Надо найти средство упросить даму разрешить сопровождать ее в
какую-нибудь церковь, в места развлечений или других общественных собраний.
А свои чувства выражать пока вздохами да прерывающимися пловами; без конца
твердить одно и то же, уверять, клясться, обещать ей то, о чем она, быть
может, вовсе и не помышляет.
Мне кажется, что было бы безрассудством говорить о глупой и смешной
любви на сельский манер {111}; ходить на цыпочках, пожимать пальчик, писать
вином на столе свое имя, переплетая его с именем своей любезной; первой
вести ее к танцу и мучить ее целый день на жаре.
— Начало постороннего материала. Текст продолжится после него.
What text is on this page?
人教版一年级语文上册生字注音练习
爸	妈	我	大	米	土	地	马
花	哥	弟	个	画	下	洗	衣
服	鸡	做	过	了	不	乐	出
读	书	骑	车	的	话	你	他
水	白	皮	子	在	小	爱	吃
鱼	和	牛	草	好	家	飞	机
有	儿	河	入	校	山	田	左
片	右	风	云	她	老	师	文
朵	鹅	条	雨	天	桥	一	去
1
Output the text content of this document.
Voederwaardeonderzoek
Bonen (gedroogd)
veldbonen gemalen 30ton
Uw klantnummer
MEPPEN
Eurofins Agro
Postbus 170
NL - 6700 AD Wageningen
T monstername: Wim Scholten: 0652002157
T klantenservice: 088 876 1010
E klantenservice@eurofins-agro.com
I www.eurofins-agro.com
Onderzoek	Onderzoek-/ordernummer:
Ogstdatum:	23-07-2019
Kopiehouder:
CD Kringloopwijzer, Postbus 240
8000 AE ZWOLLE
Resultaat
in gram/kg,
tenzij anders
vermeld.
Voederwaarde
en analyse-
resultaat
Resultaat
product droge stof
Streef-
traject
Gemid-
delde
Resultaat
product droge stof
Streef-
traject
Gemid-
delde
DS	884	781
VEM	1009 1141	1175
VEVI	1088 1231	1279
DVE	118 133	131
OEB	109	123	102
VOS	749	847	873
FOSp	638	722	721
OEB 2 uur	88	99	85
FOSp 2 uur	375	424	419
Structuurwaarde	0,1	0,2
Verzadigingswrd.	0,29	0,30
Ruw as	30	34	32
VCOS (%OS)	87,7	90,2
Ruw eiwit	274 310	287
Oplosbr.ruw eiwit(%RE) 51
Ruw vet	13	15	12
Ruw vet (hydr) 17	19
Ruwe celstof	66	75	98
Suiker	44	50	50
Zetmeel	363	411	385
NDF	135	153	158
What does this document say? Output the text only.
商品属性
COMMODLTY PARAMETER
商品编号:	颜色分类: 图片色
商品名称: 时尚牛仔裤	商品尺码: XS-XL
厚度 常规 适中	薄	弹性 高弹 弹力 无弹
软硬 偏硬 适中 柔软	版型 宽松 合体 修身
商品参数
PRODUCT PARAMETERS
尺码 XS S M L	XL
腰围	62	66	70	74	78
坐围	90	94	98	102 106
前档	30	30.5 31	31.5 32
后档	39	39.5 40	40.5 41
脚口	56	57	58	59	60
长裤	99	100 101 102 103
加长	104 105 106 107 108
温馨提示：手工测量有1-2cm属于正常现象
Тот, кто благодаря долгим ухаживаниям или посещениям получил
возможность видеть свою подругу в ее доме или у соседей, не впадает в
странное неистовство, как пользующиеся милостью своих избранниц лишь в
обществе да по праздникам. Они испускают глубокие вздохи, из которых разве
один или два в месяц доходят до ушей их подруг, хотя и полагают, что те
должны сосчитать все. Влюбленному приходится постоянно иметь слуг для
подслушивания, выведывать, кто приходит, кто уходит; подкупать горничных
доброю толикой денег, терять целый день в надежде увидеть свою госпожу на
улице, и если всей его наградой будет ее кивок да еще улыбка, он
возвращается домой счастливее, чем Улисс, завидевший дым родной Итаки {112}.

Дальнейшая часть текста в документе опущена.